Lisede dersler çok kısadır, daha etkili olduğu için değil, çocukların bir saatten fazla odaklanmasını zorlaştırdığı için. Ancak sık sık farklı görevler arasında geçiş yapmak beynimizin verimli çalışmasını engeller. İş yerinde sizden talepler çok daha önemli olacak ve görevler arasında sık sık geçiş yapmak işinizin etkinliğini önemli ölçüde etkileyecektir.
Neden bir sınava önceki gece etkili bir şekilde hazırlanabildiğimizi veya son teslim tarihine yalnızca iki saat kala bir projenin çoğunu bitirebildiğimizi düşünüyorsunuz? Diğer görevler arasında geçiş yapmıyoruz. Sizi çok daha etkili kılan da budur. Çeşitli konularda ve bilimlerde küçük parçalar halinde uzmanlaşmak, genellikle tek bir konuyu tamamen odaklanarak çalışmaktan tamamen daha az etkilidir.
6. Bir üniversitede yıllarca eğitim almak son derece etkisizdir.
Diyelim ki bir konuyu iki sömestr boyunca çalışıyorsunuz. Haftada iki dersiniz ve iki laboratuvarınız var. Üniversite standartlarına göre bu oldukça ciddi geliyor. Bu kaç saat yapar? Her biri 1,5 saat süren dersler ve laboratuvarlar ile haftada yaklaşık altı saatten bahsediyoruz. İlk dönemde dört ayımız var: Eylül, Ekim, Kasım ve Aralık. İkincisi, başka bir dört: Şubat, Mart, Nisan ve Mayıs. Toplamda, her biri 4,5 hafta ve haftada 6 saat veya yılda 216 saat olan 8 aydır. Ve bu, ortalama bir ayda 180 çalışma saati olmasına rağmen.
Sonuç olarak, herhangi bir yıllık kursta sadece bir buçuk ayda veya gerçekten istekliyseniz veya gerçekten ihtiyacınız varsa sadece bir ayda uzmanlaşabilirsiniz. Çoğu insanın bilgiyi özümseme becerileri açısından en iyi yıllarında üstlendiği bir üniversitede uzun yıllar eğitim görmenin, hayatımızın en az etkili dönemlerinden biri olduğu ortaya çıktı.
7. Teorik bilgiden birçok kez daha değerli olan pratik becerilerin eksikliği.

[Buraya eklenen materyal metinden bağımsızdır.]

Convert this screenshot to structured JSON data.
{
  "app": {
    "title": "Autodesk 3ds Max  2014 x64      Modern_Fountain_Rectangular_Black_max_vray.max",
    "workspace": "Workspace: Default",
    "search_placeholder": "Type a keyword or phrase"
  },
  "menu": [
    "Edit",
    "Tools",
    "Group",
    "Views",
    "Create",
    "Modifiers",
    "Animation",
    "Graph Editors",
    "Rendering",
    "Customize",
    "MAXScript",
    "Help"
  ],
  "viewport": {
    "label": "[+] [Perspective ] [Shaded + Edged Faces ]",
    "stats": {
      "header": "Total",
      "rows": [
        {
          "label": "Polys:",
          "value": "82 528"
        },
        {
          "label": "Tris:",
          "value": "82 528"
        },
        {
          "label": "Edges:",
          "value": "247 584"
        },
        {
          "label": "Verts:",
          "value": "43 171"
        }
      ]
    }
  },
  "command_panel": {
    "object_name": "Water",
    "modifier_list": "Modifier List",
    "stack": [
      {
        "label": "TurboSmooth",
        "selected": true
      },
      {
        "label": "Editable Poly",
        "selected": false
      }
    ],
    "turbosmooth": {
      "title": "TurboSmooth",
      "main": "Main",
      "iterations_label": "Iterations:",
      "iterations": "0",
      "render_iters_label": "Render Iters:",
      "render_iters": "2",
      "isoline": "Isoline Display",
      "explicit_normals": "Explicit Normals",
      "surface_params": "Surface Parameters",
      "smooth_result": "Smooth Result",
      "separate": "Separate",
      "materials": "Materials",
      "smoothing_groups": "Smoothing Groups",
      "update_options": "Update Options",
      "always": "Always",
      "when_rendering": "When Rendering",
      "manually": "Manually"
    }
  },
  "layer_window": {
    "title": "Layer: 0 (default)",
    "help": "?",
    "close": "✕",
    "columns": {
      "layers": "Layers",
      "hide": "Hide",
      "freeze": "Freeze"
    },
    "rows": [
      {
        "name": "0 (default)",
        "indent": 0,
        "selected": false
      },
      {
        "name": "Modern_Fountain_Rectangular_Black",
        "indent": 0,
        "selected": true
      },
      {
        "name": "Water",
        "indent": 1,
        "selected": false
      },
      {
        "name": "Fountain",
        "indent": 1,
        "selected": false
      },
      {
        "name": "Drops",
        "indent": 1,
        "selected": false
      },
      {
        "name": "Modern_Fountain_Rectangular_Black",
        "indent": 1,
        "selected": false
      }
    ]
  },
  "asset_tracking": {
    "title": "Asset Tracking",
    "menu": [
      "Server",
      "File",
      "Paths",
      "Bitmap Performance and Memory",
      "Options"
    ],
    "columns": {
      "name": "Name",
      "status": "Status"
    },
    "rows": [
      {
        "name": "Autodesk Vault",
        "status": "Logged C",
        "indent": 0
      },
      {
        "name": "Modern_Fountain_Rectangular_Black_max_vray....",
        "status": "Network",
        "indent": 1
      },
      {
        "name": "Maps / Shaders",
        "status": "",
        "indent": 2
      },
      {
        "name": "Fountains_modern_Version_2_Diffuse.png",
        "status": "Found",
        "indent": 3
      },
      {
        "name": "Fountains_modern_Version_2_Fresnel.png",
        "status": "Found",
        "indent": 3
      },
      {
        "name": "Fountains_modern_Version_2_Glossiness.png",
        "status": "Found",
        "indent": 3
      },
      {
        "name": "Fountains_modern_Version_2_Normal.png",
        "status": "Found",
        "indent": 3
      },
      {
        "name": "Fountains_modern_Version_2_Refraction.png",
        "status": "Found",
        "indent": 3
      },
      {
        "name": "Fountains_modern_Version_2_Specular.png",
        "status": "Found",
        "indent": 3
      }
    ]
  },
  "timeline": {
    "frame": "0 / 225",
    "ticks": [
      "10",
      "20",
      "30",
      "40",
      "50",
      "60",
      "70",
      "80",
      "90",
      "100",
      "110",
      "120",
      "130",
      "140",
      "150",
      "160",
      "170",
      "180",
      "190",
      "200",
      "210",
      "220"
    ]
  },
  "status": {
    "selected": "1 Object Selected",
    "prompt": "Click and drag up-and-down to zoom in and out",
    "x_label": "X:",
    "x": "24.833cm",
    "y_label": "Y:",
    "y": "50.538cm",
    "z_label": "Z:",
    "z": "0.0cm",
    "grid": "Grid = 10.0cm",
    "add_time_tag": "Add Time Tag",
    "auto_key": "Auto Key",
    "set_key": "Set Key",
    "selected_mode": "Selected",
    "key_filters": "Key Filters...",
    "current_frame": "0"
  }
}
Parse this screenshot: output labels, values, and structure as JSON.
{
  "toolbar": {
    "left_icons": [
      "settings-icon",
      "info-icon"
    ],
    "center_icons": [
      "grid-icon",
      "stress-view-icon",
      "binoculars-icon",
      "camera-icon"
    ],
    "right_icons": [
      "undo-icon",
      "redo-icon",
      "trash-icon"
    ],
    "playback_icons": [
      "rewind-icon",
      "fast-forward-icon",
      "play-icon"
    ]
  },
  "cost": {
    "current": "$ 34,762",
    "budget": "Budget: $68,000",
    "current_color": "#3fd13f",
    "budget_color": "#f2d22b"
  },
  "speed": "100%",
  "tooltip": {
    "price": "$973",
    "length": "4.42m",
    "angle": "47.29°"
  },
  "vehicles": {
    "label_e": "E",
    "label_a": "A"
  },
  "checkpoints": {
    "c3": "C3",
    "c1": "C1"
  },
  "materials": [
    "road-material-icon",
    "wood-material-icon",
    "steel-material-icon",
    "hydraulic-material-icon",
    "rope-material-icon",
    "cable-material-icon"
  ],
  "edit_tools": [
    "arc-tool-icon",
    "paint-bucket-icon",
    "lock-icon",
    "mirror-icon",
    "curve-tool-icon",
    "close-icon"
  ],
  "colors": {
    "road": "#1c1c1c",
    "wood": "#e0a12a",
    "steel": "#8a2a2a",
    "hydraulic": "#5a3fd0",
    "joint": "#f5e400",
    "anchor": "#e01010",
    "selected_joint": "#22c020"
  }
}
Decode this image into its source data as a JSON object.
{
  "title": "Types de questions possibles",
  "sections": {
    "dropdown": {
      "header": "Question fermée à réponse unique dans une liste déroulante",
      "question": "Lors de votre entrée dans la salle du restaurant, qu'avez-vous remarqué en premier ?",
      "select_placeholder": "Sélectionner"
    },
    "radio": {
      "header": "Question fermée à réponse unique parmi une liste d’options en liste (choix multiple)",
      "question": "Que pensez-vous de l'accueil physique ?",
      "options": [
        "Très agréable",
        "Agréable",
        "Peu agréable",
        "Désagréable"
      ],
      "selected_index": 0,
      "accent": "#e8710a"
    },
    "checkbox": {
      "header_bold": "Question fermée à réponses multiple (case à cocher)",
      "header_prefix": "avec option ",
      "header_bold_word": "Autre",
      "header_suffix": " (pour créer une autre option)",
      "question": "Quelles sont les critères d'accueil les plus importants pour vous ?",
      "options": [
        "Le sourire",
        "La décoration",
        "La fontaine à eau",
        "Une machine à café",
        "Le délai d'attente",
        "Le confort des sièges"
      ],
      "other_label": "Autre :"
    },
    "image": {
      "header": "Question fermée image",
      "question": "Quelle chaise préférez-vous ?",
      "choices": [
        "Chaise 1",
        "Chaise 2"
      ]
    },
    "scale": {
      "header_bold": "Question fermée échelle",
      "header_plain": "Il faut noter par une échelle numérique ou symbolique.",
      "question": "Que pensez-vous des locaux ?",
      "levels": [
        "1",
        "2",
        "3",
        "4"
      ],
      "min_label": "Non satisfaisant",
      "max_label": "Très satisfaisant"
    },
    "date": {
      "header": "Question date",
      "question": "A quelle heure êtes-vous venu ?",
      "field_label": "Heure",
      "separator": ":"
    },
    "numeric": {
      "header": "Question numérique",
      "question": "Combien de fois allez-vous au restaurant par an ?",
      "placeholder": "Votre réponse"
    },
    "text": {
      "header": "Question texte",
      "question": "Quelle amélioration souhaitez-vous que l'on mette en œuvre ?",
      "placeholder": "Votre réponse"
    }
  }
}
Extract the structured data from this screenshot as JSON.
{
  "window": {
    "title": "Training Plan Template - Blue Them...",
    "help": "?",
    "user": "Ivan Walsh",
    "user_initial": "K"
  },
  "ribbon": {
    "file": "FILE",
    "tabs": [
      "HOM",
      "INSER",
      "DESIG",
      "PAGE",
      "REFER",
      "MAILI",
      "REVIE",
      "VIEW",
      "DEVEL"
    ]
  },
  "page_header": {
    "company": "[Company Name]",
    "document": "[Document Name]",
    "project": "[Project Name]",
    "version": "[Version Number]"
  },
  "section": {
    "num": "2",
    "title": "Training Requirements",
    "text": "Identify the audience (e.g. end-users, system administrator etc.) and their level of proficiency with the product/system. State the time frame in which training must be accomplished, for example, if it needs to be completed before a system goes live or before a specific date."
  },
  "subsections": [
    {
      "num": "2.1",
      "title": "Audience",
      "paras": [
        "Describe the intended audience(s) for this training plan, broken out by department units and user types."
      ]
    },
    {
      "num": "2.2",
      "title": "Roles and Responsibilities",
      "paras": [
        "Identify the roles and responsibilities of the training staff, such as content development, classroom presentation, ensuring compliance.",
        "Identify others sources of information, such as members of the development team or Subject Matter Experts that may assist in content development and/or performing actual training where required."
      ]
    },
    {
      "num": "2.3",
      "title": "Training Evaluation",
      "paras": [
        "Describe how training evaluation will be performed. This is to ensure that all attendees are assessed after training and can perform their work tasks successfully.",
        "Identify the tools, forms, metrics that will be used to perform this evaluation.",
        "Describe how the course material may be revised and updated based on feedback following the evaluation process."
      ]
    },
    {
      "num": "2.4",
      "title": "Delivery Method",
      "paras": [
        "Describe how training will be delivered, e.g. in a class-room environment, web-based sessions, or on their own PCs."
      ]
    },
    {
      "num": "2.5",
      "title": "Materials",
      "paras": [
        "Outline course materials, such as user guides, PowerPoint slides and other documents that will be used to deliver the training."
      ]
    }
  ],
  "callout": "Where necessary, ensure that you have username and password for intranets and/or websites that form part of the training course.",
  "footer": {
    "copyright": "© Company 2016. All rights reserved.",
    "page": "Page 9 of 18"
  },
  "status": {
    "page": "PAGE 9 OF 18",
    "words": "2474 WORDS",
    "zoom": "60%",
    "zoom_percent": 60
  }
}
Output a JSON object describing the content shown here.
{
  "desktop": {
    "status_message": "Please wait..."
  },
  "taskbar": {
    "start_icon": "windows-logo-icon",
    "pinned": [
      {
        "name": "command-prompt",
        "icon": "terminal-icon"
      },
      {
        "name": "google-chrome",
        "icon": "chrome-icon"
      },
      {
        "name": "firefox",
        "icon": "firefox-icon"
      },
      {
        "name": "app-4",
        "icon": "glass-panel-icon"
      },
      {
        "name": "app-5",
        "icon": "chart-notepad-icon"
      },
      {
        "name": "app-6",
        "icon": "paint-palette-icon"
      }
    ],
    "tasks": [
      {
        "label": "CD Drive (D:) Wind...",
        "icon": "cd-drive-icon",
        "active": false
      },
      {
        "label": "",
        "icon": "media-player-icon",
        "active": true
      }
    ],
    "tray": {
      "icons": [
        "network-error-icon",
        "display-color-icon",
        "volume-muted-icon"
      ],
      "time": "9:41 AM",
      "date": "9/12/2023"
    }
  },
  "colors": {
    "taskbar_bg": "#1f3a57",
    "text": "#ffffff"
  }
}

Hayatta ve işte, temel taşımız her zaman pratik adımlar atarak elde etmemiz gereken sonuçtur. Teorik bilgi pratik olmadan neredeyse değersizdir. Bu, modern yüksek öğretimin en büyük zayıflıklarından biridir - herhangi bir üniversitenin programları, öğrencilerin kendi başlarına uygulamayı öğrenmeleri gereken teori öğretimi üzerine kuruludur.
Bu nedenle, bir üniversiteden mükemmel notlarla mezun olan parlak öğrenciler genellikle hayatta dikkate değer sonuçlar elde edemezken, serseriler ve sınıfın en altında olan ve çoğu zaman yüksek öğrenim görmemiş olanlar sonunda süper başarılı olurlar.
Hayatta önemli olan tek şey pratik deneyimdir. Beceriler pahasına daha fazla bilgi, bu bilgiyi daha az değerli hale getirir. Gerçek hayatta, pratikte asla uygulanmayan bir teorinin büyük bagajının genellikle sizi aşağı çeken bir yük olduğu ortaya çıktı. Acı ama gerçek.
8. Üniversiteler genel ve modası geçmiş bilgileri öğretir.
Ancak geleneksel eğitimin kaçınılmaz olarak odaklandığı teori bile çoğu zaman doğru kalitede değildir. Dünya, teorinin pratiği takip edeceği şekilde yapılandırılmıştır, tersi değil. Bu nedenle, özellikle dünyanın en iyi eğitim kurumları arasında yer aldığını açıkça iddia etmeyen üniversitelerde, üniversitelerde öğretilen bilgiler genellikle bozulmaya başlıyor. En başarılıları, kariyerlerinin çoğunu öğrettikleri meslekte çalışmak yerine öğrencilerine öğretme becerisini geliştirmekle geçirmiş öğretmenler, emekte rağbet gören deneyimli bir profesyonel pratisyenin sahip olduğu bilgi derinliğine sahip değiller ve olamazlar. pazar.